Thursday, November 3, 2011

100 Decisions a Day

It must be that time of the school year-finally falling into a routine and I write this with a smile on my face.  I know my students as readers, writers, word smiths,  mathematicians, scientists and historians.  So now I have to make a 100 decisions a day that are not written in my lesson plans and most of them I have about 2-4 seconds to decide.  This is our life as teachers and as the years move on notice I am not typing and I get older :) I am finding these decisions to be more difficult and harder to make.  Life was simpler in the classroom 10 years ago, maybe even 5 years ago.  I had more control of my classroom and how I was going to teach the curriculum, but not now which brings me to the 100 decisions a day.

Today was one of those days where I made a 101 decisions in one day.  Let me tell you about a few of them.  Let's start with the routine of my day.

In math, we are working on prime, composite, factor trees and prime factorization.  I knew these are all new concepts for my students so I did 4 simple warm up problems on the board and had my class try them.  We call this "entrance cards."  Decision #1:  3 students got all four correct.
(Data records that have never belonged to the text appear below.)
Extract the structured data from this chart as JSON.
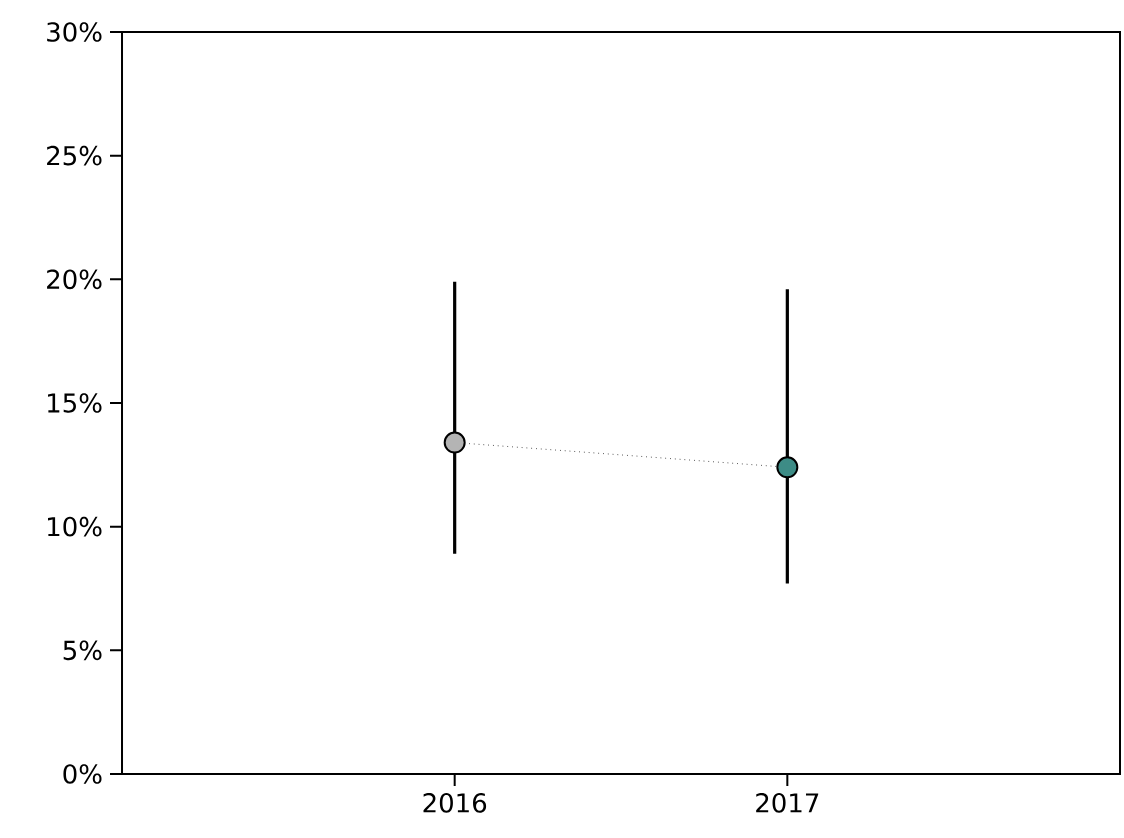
{
  "chart_data": {
    "type": "line",
    "categories": [
      "2016",
      "2017"
    ],
    "series": [
      {
        "values": [
          13.4,
          12.4
        ],
        "colors": [
          "#b4b4b4",
          "#3d8c86"
        ],
        "errors": [
          [
            8.9,
            19.9
          ],
          [
            7.7,
            19.6
          ]
        ]
      }
    ],
    "ylim": [
      0,
      30
    ],
    "yticks": [
      {
        "value": 0,
        "label": "0%"
      },
      {
        "value": 5,
        "label": "5%"
      },
      {
        "value": 10,
        "label": "10%"
      },
      {
        "value": 15,
        "label": "15%"
      },
      {
        "value": 20,
        "label": "20%"
      },
      {
        "value": 25,
        "label": "25%"
      },
      {
        "value": 30,
        "label": "30%"
      }
    ],
    "marker": "circle",
    "line_style": "dotted"
  }
}
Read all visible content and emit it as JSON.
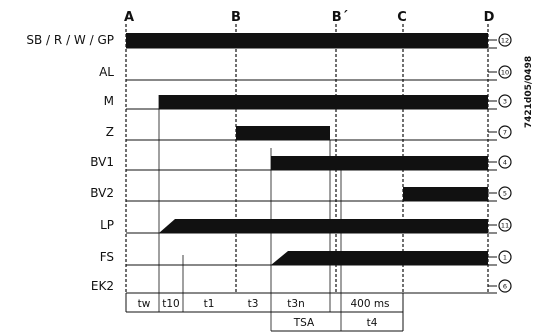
{
  "doc_ref": "7421d05/0498",
  "markers": [
    "A",
    "B",
    "B´",
    "C",
    "D"
  ],
  "rows": [
    {
      "label": "SB / R / W / GP",
      "terminal": "12"
    },
    {
      "label": "AL",
      "terminal": "10"
    },
    {
      "label": "M",
      "terminal": "3"
    },
    {
      "label": "Z",
      "terminal": "7"
    },
    {
      "label": "BV1",
      "terminal": "4"
    },
    {
      "label": "BV2",
      "terminal": "5"
    },
    {
      "label": "LP",
      "terminal": "11"
    },
    {
      "label": "FS",
      "terminal": "1"
    },
    {
      "label": "EK2",
      "terminal": "6"
    }
  ],
  "timing_segments": [
    "tw",
    "t10",
    "t1",
    "t3",
    "t3n",
    "400 ms"
  ],
  "lower_segments": [
    "TSA",
    "t4"
  ]
}
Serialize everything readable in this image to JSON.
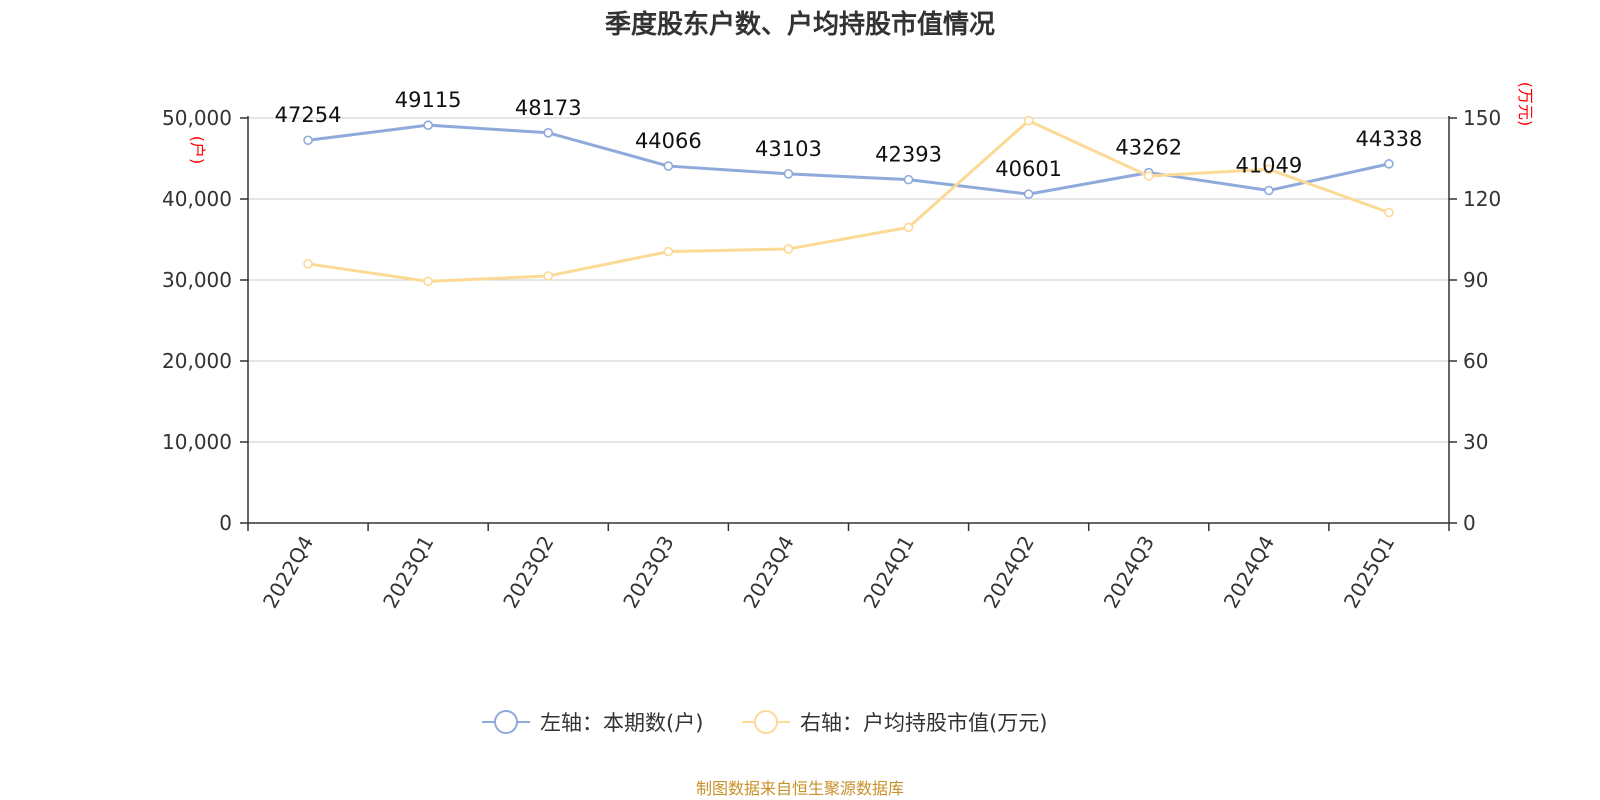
{
  "colors": {
    "series_left": "#8eaadb",
    "series_right": "#fdd996",
    "grid": "#cccccc",
    "axis": "#333333",
    "unit": "#ff0000",
    "source": "#c8902a"
  },
  "footer": {
    "source": "制图数据来自恒生聚源数据库"
  },
  "chart_data": {
    "type": "line",
    "title": "季度股东户数、户均持股市值情况",
    "categories": [
      "2022Q4",
      "2023Q1",
      "2023Q2",
      "2023Q3",
      "2023Q4",
      "2024Q1",
      "2024Q2",
      "2024Q3",
      "2024Q4",
      "2025Q1"
    ],
    "y_left": {
      "unit": "(户)",
      "range": [
        0,
        50000
      ],
      "ticks": [
        0,
        10000,
        20000,
        30000,
        40000,
        50000
      ],
      "tick_labels": [
        "0",
        "10,000",
        "20,000",
        "30,000",
        "40,000",
        "50,000"
      ]
    },
    "y_right": {
      "unit": "(万元)",
      "range": [
        0,
        150
      ],
      "ticks": [
        0,
        30,
        60,
        90,
        120,
        150
      ],
      "tick_labels": [
        "0",
        "30",
        "60",
        "90",
        "120",
        "150"
      ]
    },
    "grid": true,
    "legend_position": "bottom",
    "series": [
      {
        "name": "左轴：本期数(户)",
        "axis": "left",
        "values": [
          47254,
          49115,
          48173,
          44066,
          43103,
          42393,
          40601,
          43262,
          41049,
          44338
        ],
        "labels": [
          "47254",
          "49115",
          "48173",
          "44066",
          "43103",
          "42393",
          "40601",
          "43262",
          "41049",
          "44338"
        ]
      },
      {
        "name": "右轴：户均持股市值(万元)",
        "axis": "right",
        "values": [
          96,
          89.5,
          91.5,
          100.5,
          101.5,
          109.5,
          149,
          128.5,
          131,
          115
        ]
      }
    ]
  }
}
Decision #2 5 students only missed 2 so they need 1/2 of instruction. Decision #3 9 students missed three or four of them.  The point:  I needed 3 teachers for the best teaching and it was only me so I made the decision to group the 14 students together-teach them and send the 3 off for enrichment.  Old days: teach all of them the same thing New day: differentiate and make more decisions-better teaching yes-harder decisions yes.


In Writing Workshop, we were working on our iPod digital stories and every student needed help typically with a technology question but also learning how to edit their story.  The hard part for me in these decisions included:  When do I stop the whole group to learn a new technology skill that not everyone is ready for? Do I teach a few students and make them an expert but then how will they get their story done if they become the "teachers?"  How do I help the struggling students who are still composing their story in their writer's notebook?  You know the situation 23 writers in 23 different places and at least 30 decisions in 30 minutes.

Finally in life science, I am lucky enough to open our wall and team teach with Sarah, who is an amazing teacher.  I was leading the lesson today and Sarah was working with a small group modifying the whole group lesson.  During this time, we have "pull outs" including reading services, English Second Language services, and resource room services which brings me back to my next 28 decisions-what do you teach when you know these 8 students are going to miss class time?  This is a life long dilemma for me because I know they need those pull out services, but I know they need the life science content also.  If anyone has any suggestions, hints or ideas please leave me a comment.

1 comment:

  1. I'm clicking the blogger "LIKE" button now. I have no answers for you, just loving the way you described our life so concisely.